The key uncertainty in estimating tritium permeation from fusion reactor cooling system components is the permeability coefficient, which is strongly dependent on the component material, pressure, temperature, chemistry, etc. Published tritium permeability values, for typical cooling system materials, range at least six orders of magnitude, resulting in estimates of tritium permeation carrying a large degree of uncertainty. In this work, both theoretical and empirical approaches are used for estimating tritium permeation and environmental releases for the water cooled SEAFP reactor. The steam generators are the major source of tritium permeation from the primary coolant. The theoretical model is based on the thermodynamic equilibria and the mass transfer phenomena at steady state conditions. A calculation code, from the theoretical model, allowed us to describe the behavior of the system under the main operating conditions. A parametric analysis has been carried out by varying the hydrogen concentration. The beneficial effect of oxide layers in reducing the permeation of hydrogen isotopes through steam generator tube materials has been observed experimentally by others, and is modeled here by a permeation reduction factor (PRF).
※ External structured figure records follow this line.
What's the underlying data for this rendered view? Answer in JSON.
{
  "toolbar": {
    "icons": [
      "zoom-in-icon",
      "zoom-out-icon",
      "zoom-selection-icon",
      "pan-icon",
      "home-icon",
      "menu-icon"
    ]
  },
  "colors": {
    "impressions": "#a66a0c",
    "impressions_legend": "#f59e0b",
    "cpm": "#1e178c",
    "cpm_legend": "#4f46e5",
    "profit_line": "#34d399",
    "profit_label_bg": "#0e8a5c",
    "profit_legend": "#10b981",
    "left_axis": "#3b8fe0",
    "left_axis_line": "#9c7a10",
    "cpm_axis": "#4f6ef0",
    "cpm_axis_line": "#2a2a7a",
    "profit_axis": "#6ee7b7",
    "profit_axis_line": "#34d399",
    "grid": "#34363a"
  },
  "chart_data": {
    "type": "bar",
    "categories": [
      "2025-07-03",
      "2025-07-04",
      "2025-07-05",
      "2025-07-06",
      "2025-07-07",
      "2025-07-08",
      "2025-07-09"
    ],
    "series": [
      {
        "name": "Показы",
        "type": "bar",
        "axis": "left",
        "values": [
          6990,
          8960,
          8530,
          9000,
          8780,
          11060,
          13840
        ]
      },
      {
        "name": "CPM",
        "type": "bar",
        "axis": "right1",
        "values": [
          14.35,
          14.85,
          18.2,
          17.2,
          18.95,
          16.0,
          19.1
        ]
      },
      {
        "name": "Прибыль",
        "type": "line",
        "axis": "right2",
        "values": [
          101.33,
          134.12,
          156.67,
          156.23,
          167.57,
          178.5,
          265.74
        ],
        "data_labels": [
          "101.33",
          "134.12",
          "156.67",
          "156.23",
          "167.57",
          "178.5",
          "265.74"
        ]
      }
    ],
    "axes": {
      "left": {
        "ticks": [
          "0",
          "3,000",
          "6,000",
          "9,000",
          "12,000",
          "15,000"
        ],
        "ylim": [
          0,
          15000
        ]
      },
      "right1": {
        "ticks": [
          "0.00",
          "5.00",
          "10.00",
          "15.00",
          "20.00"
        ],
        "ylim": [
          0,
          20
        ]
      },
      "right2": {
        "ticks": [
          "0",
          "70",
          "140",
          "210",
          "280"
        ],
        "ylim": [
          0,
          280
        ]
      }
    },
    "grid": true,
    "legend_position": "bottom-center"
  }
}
The oxide layer effect has also been observed in operating steam generators, as demonstrated in the analysis based on CANDU operating experience. Such experience, which covers the range of conditions of the water cooled SEAFP reactor, has been used to estimate tritium permeability for the SEAFP steam generators. Hence, the use of measured data from CANDU plants has reduced the range of uncertainty in tritium permeability to approximately one order of magnitude. It has also permitted a meaningful estimate of tritium permeation to be performed. The best estimate is ≈16 Ci year−1 per steam generator.